Schubert chose SOLIDWORKS as the company’s design environment—implementing SOLIDWORKS Professional and SOLIDWORKS Premium design software in conjunction with SOLIDWORKS Simulation analysis and DraftSight® 2D layout solutions. The company selected SOLIDWORKS because the software is easy to use; allows for design automation through the SOLIDWORKS Application Programming Interface (API); and includes robust design configuration, sheet metal design, and design communication and visualization capabilities.
“The way that SOLIDWORKS handles design configurations is similar to the way we construct our machines,” Sedlak explains. “SOLIDWORKS helps us work more quickly and collaborate more efficiently. Using SOLIDWORKS and our development approach, we can design custom machines in half the time it takes our competitors.”
AUTOMATED CONFIGURATIONS OF STANDARD COMPONENTS
Since implementing SOLIDWORKS solutions, Schubert has consistently designed, manufactured, and delivered customized packaging machines in just six months. While the company’s development philosophy and other 3D tools, such as SOLIDWORKS Motion analysis and interference detection capabilities, have contributed to the company’s industry-leading performance, the use of SOLIDWORKS design configurations combined with API automation routines has played a significant role.
“Our machines are the most advanced and complex packaging machines in the world,” Sedlak stresses. “When developing machines that can total more than 10,000 individual parts, design configuration and automation tools can save a lot of time. For example, we use design configurations to quickly adapt our seven standardized assemblies to a particular packaging task. We leverage SOLIDWORKS API functionality to automate the design of assemblies, which saves us roughly five hours on each assembly.”
SOLIDWORKS helps us work more quickly and collaborate more effectively.
BETTER SHEET METAL DESIGN EFFICIENCY
A recent trend in Schubert’s development of the latest generation of automated packaging machines is a continual increase in the number of sheet metal parts required. The company relies on SOLIDWORKS sheet metal design tools to optimize laser-cutting and bending operations.
“SOLIDWORKS sheet metal design tools are very efficient and easy to use,” Sedlak notes. “As the number of sheet metal parts in our machines grows year by year, we will increasingly depend on SOLIDWORKS sheet metal design functionality to streamline the production of sheet metal parts.”
VISUALIZING, REVIEWING, AND COMMUNICATING
An important aspect of Schubert’s development efforts involves interacting and communicating with customers about their packaging needs and Schubert’s proposed solutions.
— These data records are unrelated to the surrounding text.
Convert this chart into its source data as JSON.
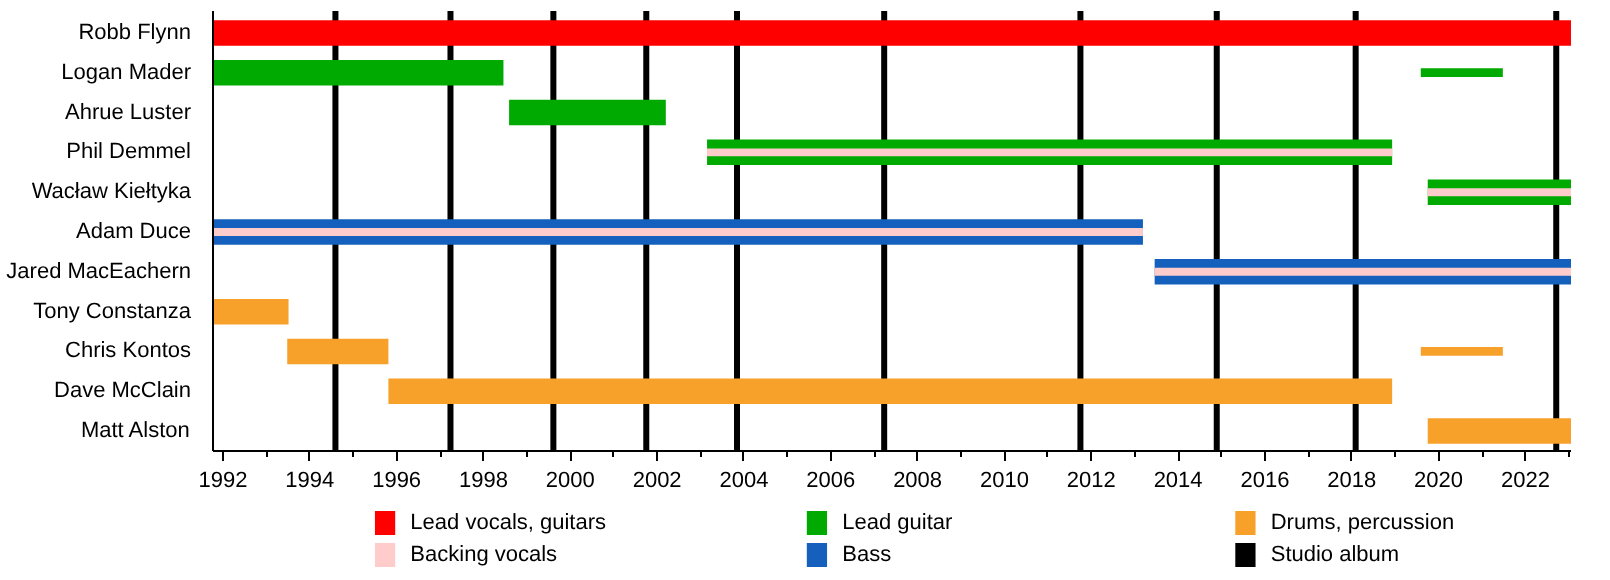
{
  "chart_data": {
    "type": "bar",
    "orientation": "horizontal",
    "categories": [
      "Robb Flynn",
      "Logan Mader",
      "Ahrue Luster",
      "Phil Demmel",
      "Wacław Kiełtyka",
      "Adam Duce",
      "Jared MacEachern",
      "Tony Constanza",
      "Chris Kontos",
      "Dave McClain",
      "Matt Alston"
    ],
    "series": [
      {
        "name": "Lead vocals, guitars",
        "color": "#ff0000",
        "base": [
          1991.77,
          null,
          null,
          null,
          null,
          null,
          null,
          null,
          null,
          null,
          null
        ],
        "values": [
          31.28,
          null,
          null,
          null,
          null,
          null,
          null,
          null,
          null,
          null,
          null
        ]
      },
      {
        "name": "Backing vocals",
        "color": "#ffcccc",
        "base": [
          null,
          null,
          null,
          2003.15,
          2019.75,
          1991.77,
          2013.46,
          null,
          null,
          null,
          null
        ],
        "values": [
          null,
          null,
          null,
          15.78,
          3.3,
          21.42,
          9.59,
          null,
          null,
          null,
          null
        ]
      },
      {
        "name": "Lead guitar",
        "color": "#00aa00",
        "base": [
          null,
          1991.77,
          1998.59,
          2003.15,
          2019.75,
          null,
          null,
          null,
          null,
          null,
          null
        ],
        "values": [
          null,
          6.69,
          3.61,
          15.78,
          3.3,
          null,
          null,
          null,
          null,
          null,
          null
        ]
      },
      {
        "name": "Bass",
        "color": "#1560bd",
        "base": [
          null,
          null,
          null,
          null,
          null,
          1991.77,
          2013.46,
          null,
          null,
          null,
          null
        ],
        "values": [
          null,
          null,
          null,
          null,
          null,
          21.42,
          9.59,
          null,
          null,
          null,
          null
        ]
      },
      {
        "name": "Drums, percussion",
        "color": "#f7a12a",
        "base": [
          null,
          null,
          null,
          null,
          null,
          null,
          null,
          1991.77,
          1993.48,
          1995.81,
          2019.75
        ],
        "values": [
          null,
          null,
          null,
          null,
          null,
          null,
          null,
          1.74,
          2.33,
          23.12,
          3.3
        ]
      },
      {
        "color": "#00aa00",
        "base": [
          null,
          2019.59,
          null,
          null,
          null,
          null,
          null,
          null,
          null,
          null,
          null
        ],
        "values": [
          null,
          1.89,
          null,
          null,
          null,
          null,
          null,
          null,
          null,
          null,
          null
        ]
      },
      {
        "color": "#f7a12a",
        "base": [
          null,
          null,
          null,
          null,
          null,
          null,
          null,
          null,
          2019.59,
          null,
          null
        ],
        "values": [
          null,
          null,
          null,
          null,
          null,
          null,
          null,
          null,
          1.89,
          null,
          null
        ]
      }
    ],
    "xlim": [
      1991.77,
      2023.05
    ],
    "xticks": [
      1992,
      1994,
      1996,
      1998,
      2000,
      2002,
      2004,
      2006,
      2008,
      2010,
      2012,
      2014,
      2016,
      2018,
      2020,
      2022
    ],
    "ref_lines": [
      {
        "axis": "x",
        "value": 1994.59,
        "label": "Studio album",
        "color": "#000000"
      },
      {
        "axis": "x",
        "value": 1997.24,
        "color": "#000000"
      },
      {
        "axis": "x",
        "value": 1999.61,
        "color": "#000000"
      },
      {
        "axis": "x",
        "value": 2001.75,
        "color": "#000000"
      },
      {
        "axis": "x",
        "value": 2003.84,
        "color": "#000000"
      },
      {
        "axis": "x",
        "value": 2007.23,
        "color": "#000000"
      },
      {
        "axis": "x",
        "value": 2011.75,
        "color": "#000000"
      },
      {
        "axis": "x",
        "value": 2014.89,
        "color": "#000000"
      },
      {
        "axis": "x",
        "value": 2018.09,
        "color": "#000000"
      },
      {
        "axis": "x",
        "value": 2022.71,
        "color": "#000000"
      }
    ],
    "grid": false,
    "legend": "bottom"
  }
}
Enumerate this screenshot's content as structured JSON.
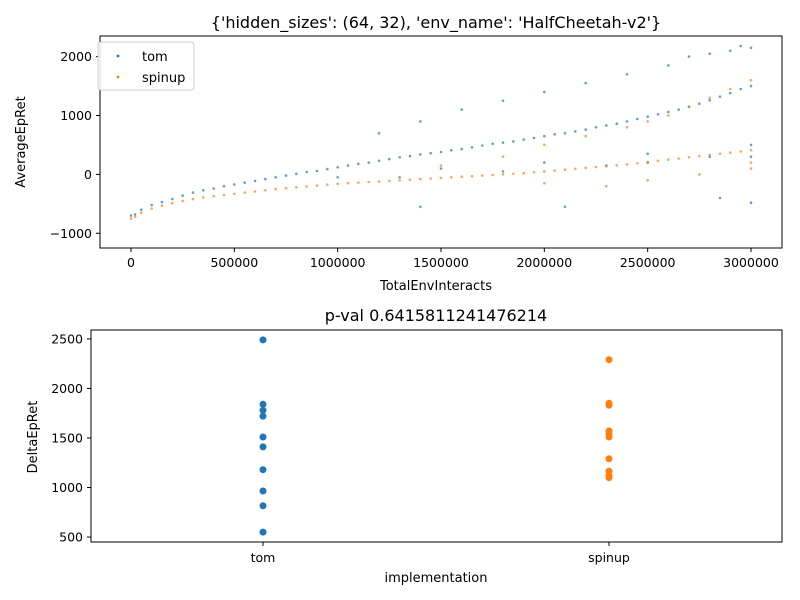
{
  "chart_data": [
    {
      "type": "scatter",
      "title": "{'hidden_sizes': (64, 32), 'env_name': 'HalfCheetah-v2'}",
      "xlabel": "TotalEnvInteracts",
      "ylabel": "AverageEpRet",
      "xlim": [
        -150000,
        3150000
      ],
      "ylim": [
        -1250,
        2350
      ],
      "xticks": [
        0,
        500000,
        1000000,
        1500000,
        2000000,
        2500000,
        3000000
      ],
      "yticks": [
        -1000,
        0,
        1000,
        2000
      ],
      "legend": "upper-left",
      "grid": false,
      "series": [
        {
          "name": "tom",
          "color": "#1f77b4",
          "points": [
            [
              0,
              -700
            ],
            [
              20000,
              -680
            ],
            [
              50000,
              -600
            ],
            [
              100000,
              -520
            ],
            [
              150000,
              -470
            ],
            [
              200000,
              -420
            ],
            [
              250000,
              -360
            ],
            [
              300000,
              -310
            ],
            [
              350000,
              -270
            ],
            [
              400000,
              -240
            ],
            [
              450000,
              -200
            ],
            [
              500000,
              -170
            ],
            [
              550000,
              -140
            ],
            [
              600000,
              -110
            ],
            [
              650000,
              -80
            ],
            [
              700000,
              -50
            ],
            [
              750000,
              -20
            ],
            [
              800000,
              10
            ],
            [
              850000,
              40
            ],
            [
              900000,
              60
            ],
            [
              950000,
              90
            ],
            [
              1000000,
              120
            ],
            [
              1050000,
              150
            ],
            [
              1100000,
              180
            ],
            [
              1150000,
              200
            ],
            [
              1200000,
              230
            ],
            [
              1250000,
              260
            ],
            [
              1300000,
              290
            ],
            [
              1350000,
              310
            ],
            [
              1400000,
              340
            ],
            [
              1450000,
              360
            ],
            [
              1500000,
              380
            ],
            [
              1550000,
              410
            ],
            [
              1600000,
              430
            ],
            [
              1650000,
              460
            ],
            [
              1700000,
              490
            ],
            [
              1750000,
              520
            ],
            [
              1800000,
              540
            ],
            [
              1850000,
              560
            ],
            [
              1900000,
              590
            ],
            [
              1950000,
              620
            ],
            [
              2000000,
              650
            ],
            [
              2050000,
              680
            ],
            [
              2100000,
              700
            ],
            [
              2150000,
              730
            ],
            [
              2200000,
              760
            ],
            [
              2250000,
              800
            ],
            [
              2300000,
              830
            ],
            [
              2350000,
              860
            ],
            [
              2400000,
              900
            ],
            [
              2450000,
              940
            ],
            [
              2500000,
              980
            ],
            [
              2550000,
              1020
            ],
            [
              2600000,
              1060
            ],
            [
              2650000,
              1100
            ],
            [
              2700000,
              1150
            ],
            [
              2750000,
              1200
            ],
            [
              2800000,
              1260
            ],
            [
              2850000,
              1320
            ],
            [
              2900000,
              1380
            ],
            [
              2950000,
              1450
            ],
            [
              3000000,
              1500
            ],
            [
              1200000,
              700
            ],
            [
              1400000,
              900
            ],
            [
              1600000,
              1100
            ],
            [
              1800000,
              1250
            ],
            [
              2000000,
              1400
            ],
            [
              2200000,
              1550
            ],
            [
              2400000,
              1700
            ],
            [
              2600000,
              1850
            ],
            [
              2700000,
              2000
            ],
            [
              2800000,
              2050
            ],
            [
              2900000,
              2100
            ],
            [
              2950000,
              2180
            ],
            [
              3000000,
              2150
            ],
            [
              1000000,
              -50
            ],
            [
              1500000,
              100
            ],
            [
              2000000,
              200
            ],
            [
              2500000,
              350
            ],
            [
              3000000,
              500
            ],
            [
              2500000,
              200
            ],
            [
              2800000,
              300
            ],
            [
              3000000,
              300
            ],
            [
              1300000,
              -50
            ],
            [
              1800000,
              50
            ],
            [
              2300000,
              150
            ],
            [
              1400000,
              -550
            ],
            [
              2100000,
              -550
            ],
            [
              2850000,
              -400
            ],
            [
              3000000,
              -480
            ]
          ]
        },
        {
          "name": "spinup",
          "color": "#ff7f0e",
          "points": [
            [
              0,
              -750
            ],
            [
              20000,
              -720
            ],
            [
              50000,
              -650
            ],
            [
              100000,
              -580
            ],
            [
              150000,
              -530
            ],
            [
              200000,
              -490
            ],
            [
              250000,
              -450
            ],
            [
              300000,
              -420
            ],
            [
              350000,
              -390
            ],
            [
              400000,
              -370
            ],
            [
              450000,
              -350
            ],
            [
              500000,
              -330
            ],
            [
              550000,
              -310
            ],
            [
              600000,
              -290
            ],
            [
              650000,
              -270
            ],
            [
              700000,
              -250
            ],
            [
              750000,
              -235
            ],
            [
              800000,
              -220
            ],
            [
              850000,
              -205
            ],
            [
              900000,
              -190
            ],
            [
              950000,
              -175
            ],
            [
              1000000,
              -160
            ],
            [
              1050000,
              -150
            ],
            [
              1100000,
              -140
            ],
            [
              1150000,
              -130
            ],
            [
              1200000,
              -120
            ],
            [
              1250000,
              -110
            ],
            [
              1300000,
              -100
            ],
            [
              1350000,
              -90
            ],
            [
              1400000,
              -80
            ],
            [
              1450000,
              -70
            ],
            [
              1500000,
              -60
            ],
            [
              1550000,
              -50
            ],
            [
              1600000,
              -40
            ],
            [
              1650000,
              -30
            ],
            [
              1700000,
              -20
            ],
            [
              1750000,
              -10
            ],
            [
              1800000,
              0
            ],
            [
              1850000,
              10
            ],
            [
              1900000,
              20
            ],
            [
              1950000,
              35
            ],
            [
              2000000,
              50
            ],
            [
              2050000,
              65
            ],
            [
              2100000,
              80
            ],
            [
              2150000,
              95
            ],
            [
              2200000,
              110
            ],
            [
              2250000,
              125
            ],
            [
              2300000,
              140
            ],
            [
              2350000,
              155
            ],
            [
              2400000,
              170
            ],
            [
              2450000,
              190
            ],
            [
              2500000,
              210
            ],
            [
              2550000,
              230
            ],
            [
              2600000,
              250
            ],
            [
              2650000,
              270
            ],
            [
              2700000,
              290
            ],
            [
              2750000,
              310
            ],
            [
              2800000,
              330
            ],
            [
              2850000,
              350
            ],
            [
              2900000,
              370
            ],
            [
              2950000,
              390
            ],
            [
              3000000,
              410
            ],
            [
              1500000,
              150
            ],
            [
              1800000,
              300
            ],
            [
              2000000,
              500
            ],
            [
              2200000,
              650
            ],
            [
              2400000,
              800
            ],
            [
              2500000,
              900
            ],
            [
              2600000,
              1000
            ],
            [
              2700000,
              1150
            ],
            [
              2800000,
              1300
            ],
            [
              2900000,
              1450
            ],
            [
              3000000,
              1600
            ],
            [
              2000000,
              -150
            ],
            [
              2500000,
              -100
            ],
            [
              3000000,
              100
            ],
            [
              2300000,
              -200
            ],
            [
              2750000,
              0
            ],
            [
              3000000,
              200
            ]
          ]
        }
      ]
    },
    {
      "type": "scatter",
      "title": "p-val 0.6415811241476214",
      "xlabel": "implementation",
      "ylabel": "DeltaEpRet",
      "categories": [
        "tom",
        "spinup"
      ],
      "ylim": [
        450,
        2590
      ],
      "yticks": [
        500,
        1000,
        1500,
        2000,
        2500
      ],
      "grid": false,
      "series": [
        {
          "category": "tom",
          "color": "#1f77b4",
          "values": [
            2490,
            1840,
            1780,
            1720,
            1510,
            1410,
            1180,
            965,
            815,
            550
          ]
        },
        {
          "category": "spinup",
          "color": "#ff7f0e",
          "values": [
            2290,
            1850,
            1830,
            1570,
            1540,
            1510,
            1290,
            1165,
            1120,
            1100
          ]
        }
      ]
    }
  ]
}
Schubert uses dynamic SOLIDWORKS models and animated walk-throughs to facilitate design reviews, SOLIDWORKS eDrawings® files to communicate technical details with customers and vendors, and photorealistic renderings created with PhotoView 360 to support marketing efforts. The company has also begun using DraftSight 2D tools to prepare basic layouts of customer packaging footprints.
“SOLIDWORKS provides a variety of tools for visualizing and communicating our designs,” Sedlak says. “The ability to show the construction of our machines and how they operate is vital to having our customers understand what we intend to do. This is critically important not only to securing customer approval on a machine configuration but also for making sure our customers remain satisfied with a machine that will last over 40 years.”